During the time that the switch is powered down, everything is fine. Boy am I confused! I'm about ready to replace these 3550-12T's with HP 2824's because I've got nothing left to go on except that these switches just don't play nice.
Highlighted
Frequent Advisor

Re: P4300 G2 complete meltdown when switch comes online

My next test is going to down a switch and then physically disconnect the links between the storage nodes and that offline switch prior to bringing the switch online. After the switch has fully booted I will plug them back in. If there is no downtime during this test then I think it's got to be the switch's behavior that's causing the problem. Is anyone using HP 2824 switches and can verify that links come online after bootup and not before? I assume that the 3750's bring their links online after bootup but that'd be nice to know, too. Thanks for all the feedback. You guys have been much more helpful than support (although I have to admit Lefthand support has been overall extremely good to us).
Highlighted
Frequent Advisor

Re: P4300 G2 complete meltdown when switch comes online

GETTING CLOSER...

We did a test where we powered down one switch and then unplugged the two SAN connections before powering up the switch and then plugged them in again once the switch booted.
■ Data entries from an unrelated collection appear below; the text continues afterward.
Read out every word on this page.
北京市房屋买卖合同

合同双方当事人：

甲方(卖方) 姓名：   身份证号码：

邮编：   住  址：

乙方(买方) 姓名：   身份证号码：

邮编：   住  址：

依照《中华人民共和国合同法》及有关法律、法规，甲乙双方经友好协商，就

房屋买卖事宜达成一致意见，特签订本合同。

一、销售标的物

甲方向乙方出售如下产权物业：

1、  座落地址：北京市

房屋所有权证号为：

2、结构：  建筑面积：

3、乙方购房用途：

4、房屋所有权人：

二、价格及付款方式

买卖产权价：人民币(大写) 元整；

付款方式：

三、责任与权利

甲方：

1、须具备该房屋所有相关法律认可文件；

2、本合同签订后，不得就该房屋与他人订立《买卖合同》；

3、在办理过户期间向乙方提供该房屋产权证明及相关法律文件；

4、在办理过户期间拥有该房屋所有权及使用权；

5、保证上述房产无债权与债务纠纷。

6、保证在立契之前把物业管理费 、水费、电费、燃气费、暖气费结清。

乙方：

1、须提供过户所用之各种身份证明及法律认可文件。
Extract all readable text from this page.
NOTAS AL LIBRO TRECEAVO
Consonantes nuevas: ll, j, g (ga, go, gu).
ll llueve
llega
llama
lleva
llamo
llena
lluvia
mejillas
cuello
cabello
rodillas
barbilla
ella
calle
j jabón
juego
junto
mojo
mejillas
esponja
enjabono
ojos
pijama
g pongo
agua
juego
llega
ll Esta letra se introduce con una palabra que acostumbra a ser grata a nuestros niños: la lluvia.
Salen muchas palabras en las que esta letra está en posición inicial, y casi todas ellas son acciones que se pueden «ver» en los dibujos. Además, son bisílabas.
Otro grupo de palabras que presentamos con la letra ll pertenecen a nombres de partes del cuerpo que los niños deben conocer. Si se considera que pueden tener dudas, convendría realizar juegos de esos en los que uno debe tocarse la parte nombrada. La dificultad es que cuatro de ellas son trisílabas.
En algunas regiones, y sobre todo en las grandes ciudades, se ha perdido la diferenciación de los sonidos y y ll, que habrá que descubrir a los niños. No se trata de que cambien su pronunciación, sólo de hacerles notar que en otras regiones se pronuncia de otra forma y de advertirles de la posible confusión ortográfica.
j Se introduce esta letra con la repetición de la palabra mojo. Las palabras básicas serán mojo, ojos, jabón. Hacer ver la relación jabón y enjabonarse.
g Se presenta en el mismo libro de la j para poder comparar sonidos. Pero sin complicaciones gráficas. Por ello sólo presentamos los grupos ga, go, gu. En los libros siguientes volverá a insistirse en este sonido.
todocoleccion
This had the same result.

We did a second test where we powered down one switch and unplugged both the SAN and ESX iSCSI connections from the switch and then reconnected after the switch had booted. This resulted in ZERO DOWNTIME and no quorum errors.

Could these problem be related to my ESX hosts then? I'm wondering how my ESX hosts could be wrecking communication between the storage nodes and FOM but it seems like that's what's happening - otherwise I wouldn't have to unplug the ESX hosts before powering on the switch, right?